The third student, more advanced, knew that the actor could be omitted in the passive. So he suggested The window has been broken. The first two nodded their agreement, but the fourth said ‘But the principal will still know that someone did it and will ask “Who by?” ’
Now this fourth student had read this book and so he knew all about the ergative, and how it could be used to present an action as a happening without any
‘actors’. So he suggested The window has broken. The other three looked at him in awe, and agreed. So that is what they said when they went to see the principal; and the principal just nodded and thanked them for telling him.
MORAL: grammar is good for you. (© Roger Berry 2012) Comments
Activity C7.1: In a) They refers to the clothes. We would normally expect clothes to be the object of clean, but here they are the subject and there is no object. Similarly, in b) the ship would normally be the object of build, or the subject of a passive ( . . . was being built), but here it is the subject.

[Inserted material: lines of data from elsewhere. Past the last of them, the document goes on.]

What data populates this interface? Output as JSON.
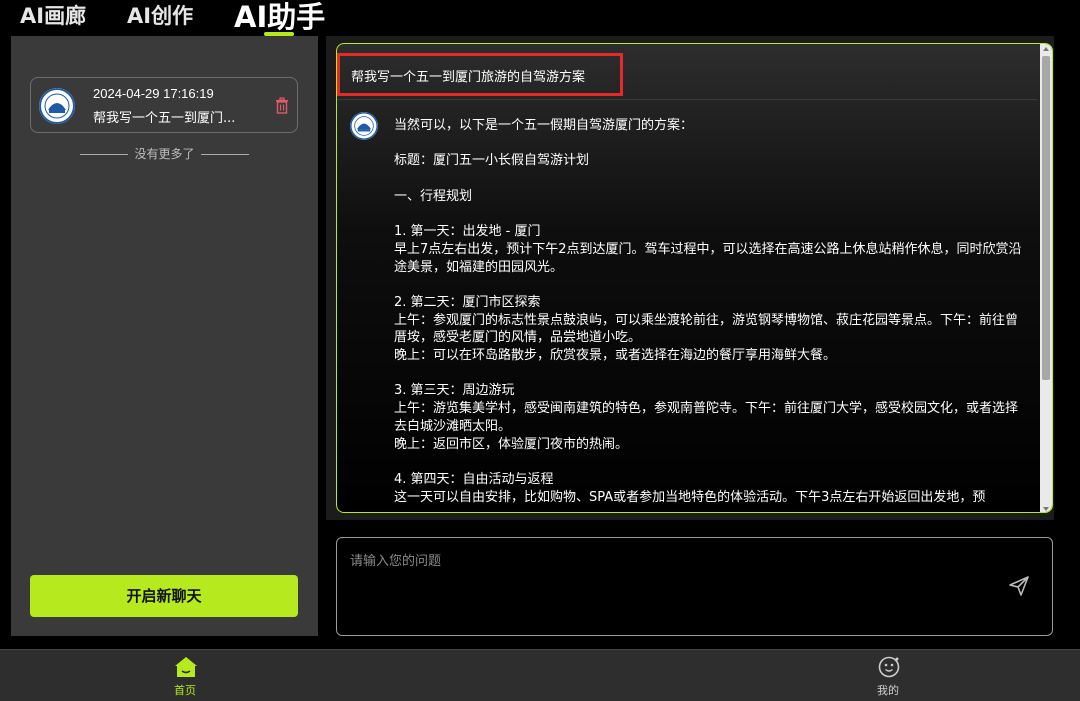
{
  "top_tabs": [
    {
      "label": "AI画廊"
    },
    {
      "label": "AI创作"
    },
    {
      "label": "AI助手"
    }
  ],
  "accent_color": "#b6ea1e",
  "highlight_color": "#e52a2a",
  "sidebar": {
    "history": [
      {
        "date": "2024-04-29 17:16:19",
        "title": "帮我写一个五一到厦门..."
      }
    ],
    "no_more": "没有更多了",
    "new_chat_label": "开启新聊天"
  },
  "chat": {
    "question": "帮我写一个五一到厦门旅游的自驾游方案",
    "answer": [
      "当然可以，以下是一个五一假期自驾游厦门的方案：",
      "",
      "标题：厦门五一小长假自驾游计划",
      "",
      "一、行程规划",
      "",
      "1. 第一天：出发地 - 厦门",
      "早上7点左右出发，预计下午2点到达厦门。驾车过程中，可以选择在高速公路上休息站稍作休息，同时欣赏沿途美景，如福建的田园风光。",
      "",
      "2. 第二天：厦门市区探索",
      "上午：参观厦门的标志性景点鼓浪屿，可以乘坐渡轮前往，游览钢琴博物馆、菽庄花园等景点。下午：前往曾厝垵，感受老厦门的风情，品尝地道小吃。",
      "晚上：可以在环岛路散步，欣赏夜景，或者选择在海边的餐厅享用海鲜大餐。",
      "",
      "3. 第三天：周边游玩",
      "上午：游览集美学村，感受闽南建筑的特色，参观南普陀寺。下午：前往厦门大学，感受校园文化，或者选择去白城沙滩晒太阳。",
      "晚上：返回市区，体验厦门夜市的热闹。",
      "",
      "4. 第四天：自由活动与返程",
      "这一天可以自由安排，比如购物、SPA或者参加当地特色的体验活动。下午3点左右开始返回出发地，预"
    ]
  },
  "input": {
    "placeholder": "请输入您的问题"
  },
  "bottom_nav": {
    "home_label": "首页",
    "me_label": "我的"
  }
}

So although clean and build are normally transitive verbs, they are intransitive here, but intransitive in a different way from other verbs that we have already seen.
Activity C7.2:
fall intransitive Prices have fallen.
bounce ergative He bounced the ball. / The ball bounced.

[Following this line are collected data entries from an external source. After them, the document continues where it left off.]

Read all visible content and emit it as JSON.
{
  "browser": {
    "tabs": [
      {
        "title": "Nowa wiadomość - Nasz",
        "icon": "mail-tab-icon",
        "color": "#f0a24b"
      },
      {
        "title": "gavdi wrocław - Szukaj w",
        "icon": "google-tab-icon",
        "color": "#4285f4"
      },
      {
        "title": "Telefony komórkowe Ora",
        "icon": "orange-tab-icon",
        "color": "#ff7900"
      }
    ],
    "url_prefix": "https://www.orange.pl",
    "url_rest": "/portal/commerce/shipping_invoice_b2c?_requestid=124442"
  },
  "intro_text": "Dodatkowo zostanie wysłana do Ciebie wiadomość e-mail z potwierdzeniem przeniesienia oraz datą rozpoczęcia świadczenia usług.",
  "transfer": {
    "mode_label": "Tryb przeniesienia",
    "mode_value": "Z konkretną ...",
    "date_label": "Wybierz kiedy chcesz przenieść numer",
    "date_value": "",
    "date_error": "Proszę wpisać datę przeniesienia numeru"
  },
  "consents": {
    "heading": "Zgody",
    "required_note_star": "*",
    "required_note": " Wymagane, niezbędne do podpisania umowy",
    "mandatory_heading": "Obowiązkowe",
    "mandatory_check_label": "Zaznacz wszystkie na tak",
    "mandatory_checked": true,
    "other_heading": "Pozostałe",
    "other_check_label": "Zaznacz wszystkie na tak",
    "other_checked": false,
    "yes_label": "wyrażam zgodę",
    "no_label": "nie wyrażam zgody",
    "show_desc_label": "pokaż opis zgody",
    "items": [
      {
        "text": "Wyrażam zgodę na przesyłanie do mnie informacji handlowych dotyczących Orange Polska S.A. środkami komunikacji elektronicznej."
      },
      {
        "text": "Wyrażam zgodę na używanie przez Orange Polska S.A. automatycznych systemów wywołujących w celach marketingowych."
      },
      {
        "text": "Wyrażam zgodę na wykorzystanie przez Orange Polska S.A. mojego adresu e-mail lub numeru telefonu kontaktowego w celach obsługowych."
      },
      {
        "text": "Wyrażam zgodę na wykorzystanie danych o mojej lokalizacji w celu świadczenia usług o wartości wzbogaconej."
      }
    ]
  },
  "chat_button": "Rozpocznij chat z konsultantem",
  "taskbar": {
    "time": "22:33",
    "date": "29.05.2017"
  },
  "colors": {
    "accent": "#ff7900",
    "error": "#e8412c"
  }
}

show ergative He showed his anger. / His anger showed.
die intransitive Those flowers are dying.
(It can also be transitive with a cognate object: He died a painful death.) boil ergative She boiled the water. / The water boiled.

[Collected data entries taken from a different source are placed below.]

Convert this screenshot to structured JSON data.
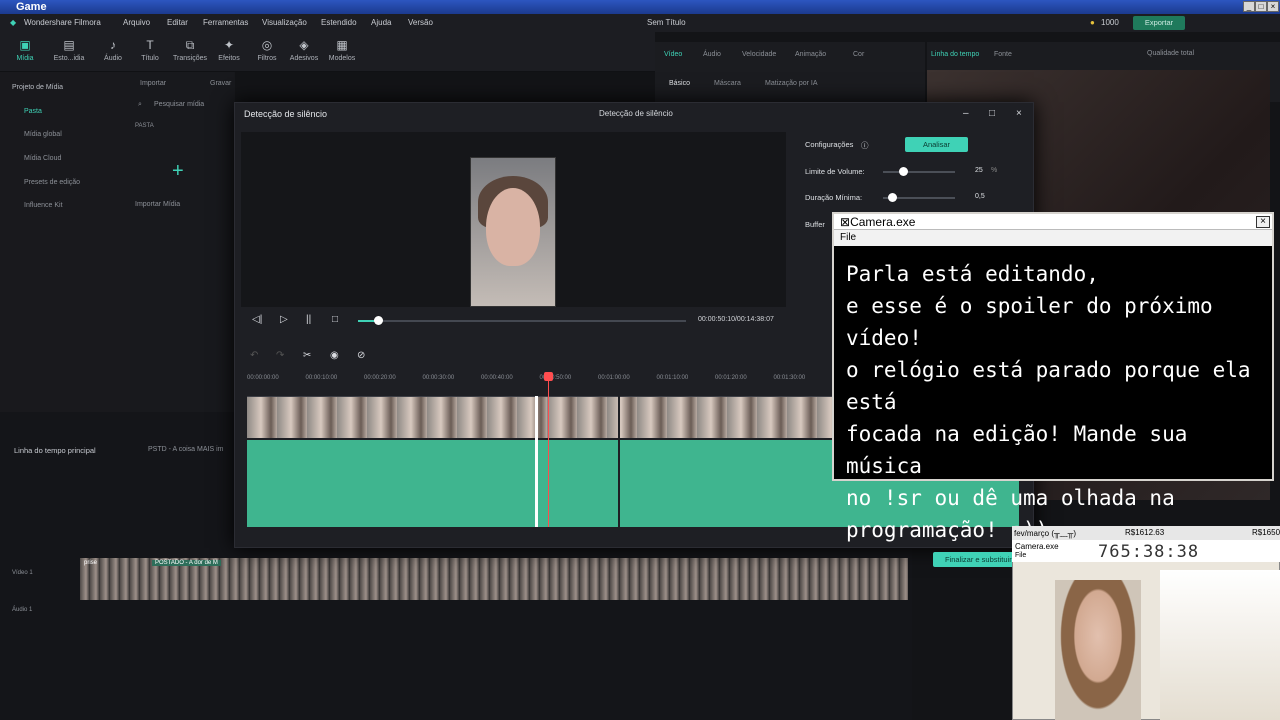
{
  "window": {
    "title": "Game"
  },
  "menu": {
    "app": "Wondershare Filmora",
    "items": [
      "Arquivo",
      "Editar",
      "Ferramentas",
      "Visualização",
      "Estendido",
      "Ajuda",
      "Versão"
    ],
    "doc_title": "Sem Título",
    "coins": "1000",
    "export": "Exportar"
  },
  "tools": [
    "Mídia",
    "Esto...idia",
    "Áudio",
    "Título",
    "Transições",
    "Efeitos",
    "Filtros",
    "Adesivos",
    "Modelos"
  ],
  "left": {
    "items": [
      "Projeto de Mídia",
      "Pasta",
      "Mídia global",
      "Mídia Cloud",
      "Presets de edição",
      "Influence Kit"
    ],
    "import_btn": "Importar",
    "record_btn": "Gravar",
    "search_placeholder": "Pesquisar mídia",
    "folder": "PASTA",
    "import_media": "Importar Mídia"
  },
  "props": {
    "tabs": [
      "Vídeo",
      "Áudio",
      "Velocidade",
      "Animação",
      "Cor"
    ],
    "subtabs": [
      "Básico",
      "Máscara",
      "Matização por IA"
    ],
    "preview_tab": "Linha do tempo",
    "preview_source": "Fonte",
    "quality": "Qualidade total"
  },
  "dialog": {
    "title": "Detecção de silêncio",
    "center_title": "Detecção de silêncio",
    "timecode": "00:00:50:10/00:14:38:07",
    "settings": "Configurações",
    "analyze": "Analisar",
    "volume_label": "Limite de Volume:",
    "volume_val": "25",
    "volume_unit": "%",
    "volume_pct": 0.28,
    "min_label": "Duração Mínima:",
    "min_val": "0,5",
    "min_pct": 0.12,
    "buffer_label": "Buffer",
    "finish": "Finalizar e substituir",
    "ruler": [
      "00:00:00:00",
      "00:00:10:00",
      "00:00:20:00",
      "00:00:30:00",
      "00:00:40:00",
      "00:00:50:00",
      "00:01:00:00",
      "00:01:10:00",
      "00:01:20:00",
      "00:01:30:00"
    ]
  },
  "timeline": {
    "main": "Linha do tempo principal",
    "clip": "PSTD - A coisa MAIS im",
    "video1": "Vídeo 1",
    "audio1": "Áudio 1",
    "clip_a": "prise",
    "clip_b": "POSTADO - A dor de M"
  },
  "camera": {
    "title": "Camera.exe",
    "file": "File",
    "lines": [
      "Parla está editando,",
      "e esse é o spoiler do próximo vídeo!",
      "o relógio está parado porque ela está",
      "focada na edição! Mande sua música",
      "no !sr ou dê uma olhada na",
      "programação!  :))"
    ]
  },
  "small": {
    "month": "fev/março (╥﹏╥)",
    "amount1": "R$1612.63",
    "amount2": "R$1650",
    "title": "Camera.exe",
    "file": "File",
    "counter": "765:38:38"
  }
}
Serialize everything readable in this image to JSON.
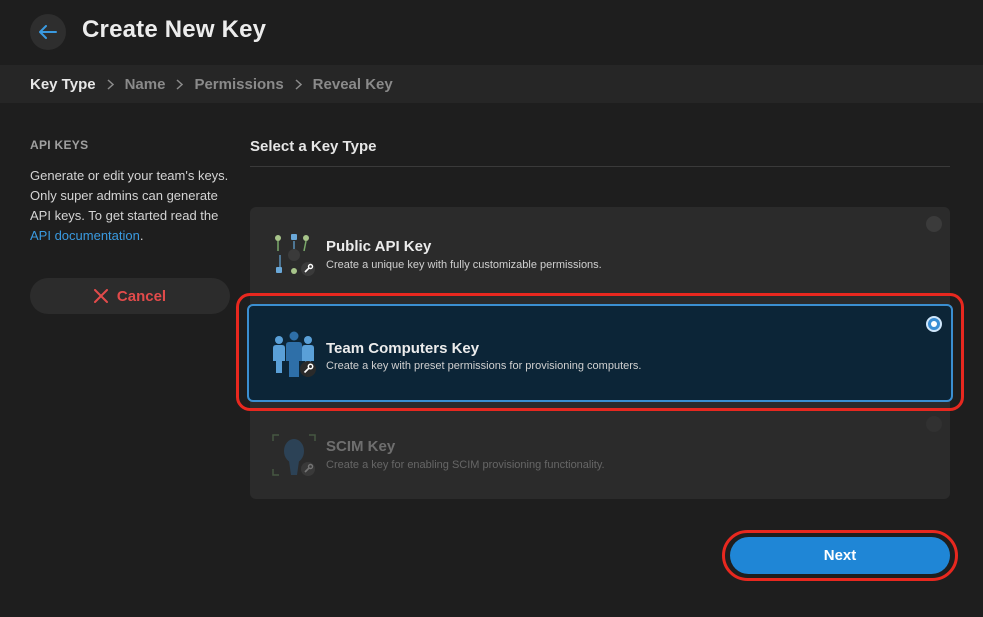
{
  "header": {
    "title": "Create New Key",
    "back_icon": "arrow-left-icon"
  },
  "breadcrumb": {
    "steps": [
      "Key Type",
      "Name",
      "Permissions",
      "Reveal Key"
    ],
    "active_index": 0
  },
  "sidebar": {
    "heading": "API KEYS",
    "text_before_link": "Generate or edit your team's keys. Only super admins can generate API keys. To get started read the ",
    "link_label": "API documentation",
    "text_after_link": ".",
    "cancel_label": "Cancel"
  },
  "main": {
    "section_title": "Select a Key Type",
    "options": [
      {
        "title": "Public API Key",
        "description": "Create a unique key with fully customizable permissions.",
        "icon": "api-network-key-icon",
        "selected": false,
        "disabled": false
      },
      {
        "title": "Team Computers Key",
        "description": "Create a key with preset permissions for provisioning computers.",
        "icon": "team-people-key-icon",
        "selected": true,
        "disabled": false
      },
      {
        "title": "SCIM Key",
        "description": "Create a key for enabling SCIM provisioning functionality.",
        "icon": "scim-user-key-icon",
        "selected": false,
        "disabled": true
      }
    ],
    "next_label": "Next"
  },
  "colors": {
    "accent": "#1f86d6",
    "cancel": "#e24b4b",
    "highlight": "#e8281f",
    "selected_bg": "#0c2537"
  }
}
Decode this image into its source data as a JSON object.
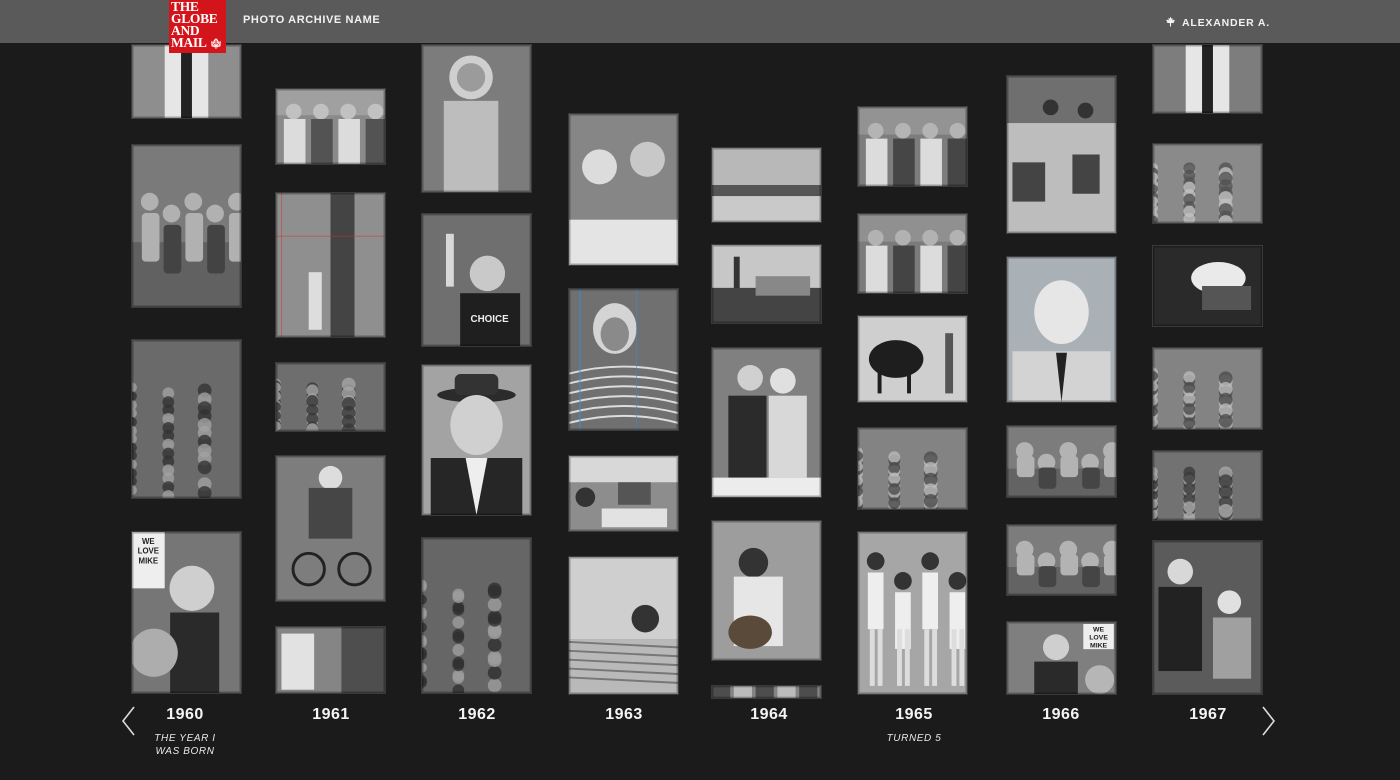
{
  "header": {
    "logo_lines": [
      "THE",
      "GLOBE",
      "AND",
      "MAIL"
    ],
    "archive_title": "PHOTO ARCHIVE NAME",
    "user_name": "ALEXANDER A.",
    "user_icon": "maple-leaf-icon",
    "logo_icon": "maple-leaf-icon"
  },
  "nav": {
    "prev_icon": "chevron-left-icon",
    "next_icon": "chevron-right-icon"
  },
  "timeline": [
    {
      "year": "1960",
      "caption": [
        "THE YEAR I",
        "WAS BORN"
      ]
    },
    {
      "year": "1961",
      "caption": []
    },
    {
      "year": "1962",
      "caption": []
    },
    {
      "year": "1963",
      "caption": []
    },
    {
      "year": "1964",
      "caption": []
    },
    {
      "year": "1965",
      "caption": [
        "TURNED 5"
      ]
    },
    {
      "year": "1966",
      "caption": []
    },
    {
      "year": "1967",
      "caption": []
    }
  ],
  "photo_signs": {
    "we_love_mike": [
      "WE",
      "LOVE",
      "MIKE"
    ],
    "choice": "CHOICE"
  },
  "colors": {
    "background": "#1b1b1c",
    "header": "#5a5a5b",
    "logo_red": "#d3151b"
  }
}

dance transitive/intransitive They danced. / They danced a samba.
Activity C7.3:
Transitive: 1, 2, 4, 5, 7, 9 (interrogative), 11, 13 (passive), 15 Ergative (intransitive): 3, 6, 8, 10, 12, 14
With the transitive sentences the subjects are basically agents (as discussed in A8 and D8), though in 11 and 13 the agent is not stated. With the ergatives, the subjects are basically people or things affected by the process of improvement.
Activity C7.4:
Transitive: 3 (passive), 4 (passive), 13, 16, 17 Ergative (intransitive): 1, 5, 9, 12, 18, 20
On lines 2, 7, 8, 10, 14, 15, 19 closed is an adjective; see C5.
Lines 6 and 11 are ambiguous; they could be transitive (passive) or adjective.
Note the phrasal verb closed down (which can be ergative, just like close) Note that close can also be intransitive with an object omitted: She closed (her talk) by saying . . . Here it is not ergative.